Quelle place pour notre enseignement en L.P. ?

 

L’enseignement des Lettres en Lycée Professionnel a rarement donné lieu à débat. Ces quelques lignes ne sont portée par aucune visée syndicale. Elles n’ont pas non plus vocation à donner des leçons, leur seule ambition : ouvrir le débat !

 

On se souvient de la violence avec laquelle  quelques tenants de je ne sais quel « élitisme républicain » ( voir l’article nauséabond de Finkielkraut dans Le Monde daté du 19 mai 2000), considéraient que l’enseignement des lettres étaient mis à mort, notamment avec le fantasme d’une disparition de la dissertation . Ces Pangloss des temps modernes, ignorant l’existence même des élèves de lycée professionnel, voulaient bien évidemment parler des lycée généraux… On était alors loin, très loin, de ce que nous vivons en LP au niveau de notre enseignement ! 

 

Tout commence  avec des élèves qui nous arrivent du collège totalement démotivés, que ce soit pour nos matières voire plus largement pour (et par !) le système scolaire. Alors bien sûr, il faut leur proposer une image d’eux mêmes plus positive et une autre approche de l’enseignement des lettres. La lecture méthodique – que nous travaillons en LP depuis plus de dix ans, alors que nos collègues de lycée ne la connaissent que depuis peu – a sans nul doute été un outil pertinent pour aider nos élèves à s’approprier les textes. Mais ce n’est qu’un outil au service du sens et non une fin en soi. Trop souvent on en reste à la forme, la fameuse structure du texte, sans en aborder le fond et l’enjeu. De même quelle prétention démesurée que de vouloir, à partir d’un extrait de quelques lignes, dégager le sens de toute une œuvre ! Quant à une approche plus artistique de notre matière, rares sont celles et ceux qui ont osé se lancer…Il faut donc aujourd’hui nous interroger sur le fondement même de notre enseignement, mais aussi sur les établissements dans lesquels nous travaillons.

 

En effet, on sait bien que les élèves nous arrivent de troisième, par défaut. Et c’est tout d’abord là que le bât blesse. Parlant de leurs camarades scolarisés en seconde, nos élèves de BEP (mais aussi certains adultes !) prononcent cette expression terrible : « le lycée normal ».

 

Il y aurait donc un « lycée anormal » avec des élèves « anormaux » mais aussi, bien évidemment des enseignants eux-aussi …

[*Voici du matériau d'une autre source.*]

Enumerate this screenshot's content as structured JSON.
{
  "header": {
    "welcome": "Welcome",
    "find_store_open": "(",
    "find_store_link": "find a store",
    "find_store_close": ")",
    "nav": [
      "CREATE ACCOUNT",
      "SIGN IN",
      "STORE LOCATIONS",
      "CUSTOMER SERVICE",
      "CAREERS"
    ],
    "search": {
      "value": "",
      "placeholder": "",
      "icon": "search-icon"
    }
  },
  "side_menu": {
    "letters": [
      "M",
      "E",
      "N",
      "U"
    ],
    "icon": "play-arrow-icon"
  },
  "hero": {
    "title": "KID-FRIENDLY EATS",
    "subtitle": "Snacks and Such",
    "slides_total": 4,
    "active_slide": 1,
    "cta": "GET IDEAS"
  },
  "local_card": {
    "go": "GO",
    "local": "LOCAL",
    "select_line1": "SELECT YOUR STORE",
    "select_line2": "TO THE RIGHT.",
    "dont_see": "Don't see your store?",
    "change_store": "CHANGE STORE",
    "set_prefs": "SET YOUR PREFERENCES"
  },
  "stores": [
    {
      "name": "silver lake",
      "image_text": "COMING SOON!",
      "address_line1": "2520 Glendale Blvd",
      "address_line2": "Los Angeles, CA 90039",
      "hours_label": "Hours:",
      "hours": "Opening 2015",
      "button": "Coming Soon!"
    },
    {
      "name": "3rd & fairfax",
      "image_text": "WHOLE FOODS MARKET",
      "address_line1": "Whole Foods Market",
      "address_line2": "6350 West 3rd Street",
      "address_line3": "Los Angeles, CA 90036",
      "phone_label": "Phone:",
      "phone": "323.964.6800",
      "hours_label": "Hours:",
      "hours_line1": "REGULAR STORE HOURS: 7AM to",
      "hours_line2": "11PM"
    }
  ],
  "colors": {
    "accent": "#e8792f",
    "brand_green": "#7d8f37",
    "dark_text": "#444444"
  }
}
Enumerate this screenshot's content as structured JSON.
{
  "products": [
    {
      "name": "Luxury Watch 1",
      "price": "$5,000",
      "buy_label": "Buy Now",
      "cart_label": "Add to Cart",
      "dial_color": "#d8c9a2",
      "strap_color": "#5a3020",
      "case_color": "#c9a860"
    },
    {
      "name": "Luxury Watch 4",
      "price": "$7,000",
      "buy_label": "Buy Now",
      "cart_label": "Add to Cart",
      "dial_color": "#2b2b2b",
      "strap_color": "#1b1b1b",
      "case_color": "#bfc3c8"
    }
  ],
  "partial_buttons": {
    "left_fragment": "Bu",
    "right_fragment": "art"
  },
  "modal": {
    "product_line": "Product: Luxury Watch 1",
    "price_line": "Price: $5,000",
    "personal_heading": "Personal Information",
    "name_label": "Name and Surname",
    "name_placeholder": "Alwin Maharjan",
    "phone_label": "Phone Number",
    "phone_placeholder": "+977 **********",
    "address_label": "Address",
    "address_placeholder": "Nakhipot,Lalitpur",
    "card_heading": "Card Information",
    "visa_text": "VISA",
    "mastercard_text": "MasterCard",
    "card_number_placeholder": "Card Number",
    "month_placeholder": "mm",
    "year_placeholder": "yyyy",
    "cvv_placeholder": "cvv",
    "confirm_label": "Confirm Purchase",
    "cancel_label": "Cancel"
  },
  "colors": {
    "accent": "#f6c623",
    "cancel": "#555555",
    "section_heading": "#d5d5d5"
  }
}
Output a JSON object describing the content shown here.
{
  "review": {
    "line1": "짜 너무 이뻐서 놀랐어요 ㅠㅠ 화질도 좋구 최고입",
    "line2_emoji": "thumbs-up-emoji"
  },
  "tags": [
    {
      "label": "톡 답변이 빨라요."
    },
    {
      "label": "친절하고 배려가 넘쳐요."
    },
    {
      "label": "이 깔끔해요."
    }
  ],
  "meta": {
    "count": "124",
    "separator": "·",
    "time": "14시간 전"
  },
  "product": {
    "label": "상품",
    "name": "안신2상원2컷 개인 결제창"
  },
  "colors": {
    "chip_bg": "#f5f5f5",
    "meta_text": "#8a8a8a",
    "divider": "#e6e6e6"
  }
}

Bienvenue au Lycée Professionnel !

 

Certes, chacun sait que dans notre pays l’intelligence concrète a souvent, pour ne pas dire toujours, été reléguée à un rang subalterne alors qu’elle est une occasion d’épanouissement pour ne nombreux jeunes. Il ne sera donc pas question ici d’opposer enseignement général et enseignement professionnel, même s’il faut nécessairement s’interroger sur un rééquilibrage entre ces deux composantes. La logique du Lycée Professionnel trouverait donc sa pertinence dans la mise en œuvre de cette intelligence concrète et dans la remotivation de ces jeunes élèves qui nous arrivent de troisième. Soit, mais n’est-ce pas alors faire fi d’une autre réalité, celle pointée, une fois de plus, par l’INSEE pas plus tard que cette semaine :

 

En 1997, 62 % des enfants de quinze ans appartenant aux 20 % des familles les plus modestes sont en retard en troisième, contre seulement 17 % des adolescents appartenant aux 20 % de familles les plus aisées. Plus loin on peut aussi lire que 55 % des enfants d’ouvriers redoublent la troisième.

 

Certes, on objectera fort justement qu’il n’y a rien de nouveau sous le soleil…sauf à considérer que ces enfants se retrouvent alors au L.P. et que  se pose alors avec une acuité toute particulière, la question de la mixité sociale. Il me semble que nous sommes là au centre d’une problématique nouvelle dans notre profession, problématique qui reprend celle des cités ghettos Cette question d’un lycée spécifique pour l’enseignement professionnel ne me convainc pas. Je reviendrai plus tard sur la question de notre enseignement et de ce que Philippe Meirieu nomme « la culture commune », mais n’avons nous pas tendance – je n’irai pas jusqu’à dire à accentuer, ce serait nous donner trop de responsabilité – à conforter ce phénomène de ghettoïsation ? C’est une question grave, qui remet en cause l’existence d’un type d’établissement particulier et de fait un statut professionnel là aussi « particulier ». Bien sûr la réalité et le quotidien nous demandent d’être vigilant. Chacun connaît la place, pour le moins modeste, des SEP dans les lycées généraux. Mais n’est-ce pas là justement la justification, a contrario, de notre analyse ?

 

Je suis de ceux qui pensent (et je mène des projets communs depuis de nombreuses années entre mes élèves de LP et des élèves littéraires d’une option théâtre) que la confrontation est riche d’enseignements pour les uns comme pour les autres…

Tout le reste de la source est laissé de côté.